Nació en Potenza el 4 de enero de 1651. Era hijo de Lelio Lavagna y Catalina Pica, y debió darles multitud de satisfacciones en su infancia y adolescencia por su candor e inocencia evangélicas. El 4 de octubre de 1666, a la edad de 15 años, tomó el hábito religioso de los Hermanos Menores Conventuales de Nocera dei Pagani. Luego inició estudios eclesiásticos, formándose en Aversa, Madaloni, Benevento y Amalfi, lugar donde fue ordenado sacerdote. Su director era Domingo Giurardelli de Muro Lucano, quien ya percibiría la docilidad y mansedumbre de Buenaventura, cuya obediencia era ciertamente proverbial. Una vez, después de costosísimo trabajo, logró extraer la llave de la bodega que se había caído en el interior de un pozo, en obediencia a la indicación recibida de su superior.
Su estancia en Amalfi, ocho fecundos años de su vida, pusieron de relieve las virtudes de las que estaba adornado. Eso sí, tuvo que luchar contra tendencias que pugnaban por dominarle, una de las cuales era su fuerte temperamento fácilmente inclinado a la ira. El camino para doblegar esta tendencia no fue fácil, pero era conocedor de la consigna que Cristo da a sus discípulos: negarse a uno mismo. Por eso, aunque un volcán de sentimientos inundaba su ser cuando era objeto de injusticias, reproches e injurias, instándole a protegerse de ellos, no claudicó. Con la inalterable fidelidad a Cristo, su férrea voluntad, y la gracia divina, su carácter indómito se trocó en un dechado de paciencia y dulzura.

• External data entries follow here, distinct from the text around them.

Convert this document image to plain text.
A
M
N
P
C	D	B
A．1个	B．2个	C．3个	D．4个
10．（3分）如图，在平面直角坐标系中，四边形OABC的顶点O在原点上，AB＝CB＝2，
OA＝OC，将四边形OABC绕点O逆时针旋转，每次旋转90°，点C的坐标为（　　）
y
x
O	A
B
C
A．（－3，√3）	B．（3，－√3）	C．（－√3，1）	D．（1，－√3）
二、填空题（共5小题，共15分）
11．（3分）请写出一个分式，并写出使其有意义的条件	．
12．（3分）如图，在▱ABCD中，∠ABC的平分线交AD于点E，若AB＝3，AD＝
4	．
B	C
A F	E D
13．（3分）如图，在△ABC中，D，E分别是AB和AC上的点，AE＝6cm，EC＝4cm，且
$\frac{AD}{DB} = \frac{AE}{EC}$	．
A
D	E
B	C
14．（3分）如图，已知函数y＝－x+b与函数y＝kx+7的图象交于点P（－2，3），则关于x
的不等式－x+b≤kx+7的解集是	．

La oración y la mortificación, en la que incluía los viernes la flagelación en memoria de la Pasión del Redentor, y una vida de austeridad y pobreza, marcaron su día a día. Era un apóstol incansable que iba de casa en casa, si hacía falta, para llegar al corazón de los pecadores. Fue un gran confesor al que acudían incontables penitentes, por eso permanecía en el confesionario jornadas enteras. Profesaba una gran devoción a María, a la que se encomendaba; ya la concebía como Inmaculada, aunque el dogma que iba a corroborar esta gracia aún no había sido proclamado. Y ese amor lo infundía a su derredor enseñando a los fieles a tener confianza en Ella. Al respecto, sentía profunda admiración por Duns Scoto, en cuyo lugar de defensor de la Madre de Dios hubiera querido estar. No sintió inclinación alguna hacia misiones de responsabilidad. Declinó ser guardián en varias ocasiones, pero en 1703 lo designaron maestro de novicios destinándolo a Nocera di Pagani donde desempeñó esta labor durante cuatro años.
En 1707 se hallaba en Santo Spirito de Nápoles y tenía una salud ya resquebrajada. Siempre sintió especial dilección por los enfermos a los que consolaba y asistía llevado de su compasión y piedad, aunque el mismo trato dispensaba a los que sufrían por las razones que fuese. En esta época socorrió a los enfermos de cólera afectados en la epidemia de Vomero. En enero de 1710 un nuevo traslado lo condujo al convento de Ravello donde se le encomendó la dirección de los monasterios de Santa Clara y de San Cataldo. A lo largo de su existencia fue agraciado con muchos dones y carismas. Incluso mucho tiempo después de su muerte—que se produjo en Ravello el 26 de octubre de 1711, tras una semana de enfermedad— fue objeto de un hecho prodigioso según narran las crónicas. Al parecer, cuando se disponían a extraer algo de sangre de su brazo, el vicario general se situó junto al féretro ordenando que lo sacara. Al ver que no se producía movimiento alguno, encomendó al Padre guardián: «¡Padre, mandadle por santa obediencia que saque el brazo!», y post mortem, obedeció. Este episodio fue posteriormente analizado por un grupo de bolandistas que concluyeron sugiriendo la posibilidad que el beato aún podría haber estado vivo. También se afirma que una vez fallecido su cuerpo fue expuesto ante el altar del Santísimo Sacramento y se inclinó adorándolo.
Sean ciertos estos hechos o formen parte de la leyenda, lo importante fue que Buenaventura vivió abrazado a la cruz de Cristo asumiendo su particular martirio cotidiano por amor a Él y al prójimo. Y de eso hay constancia plena. Fue beatificado por Pío VI el 26 de noviembre de 1775.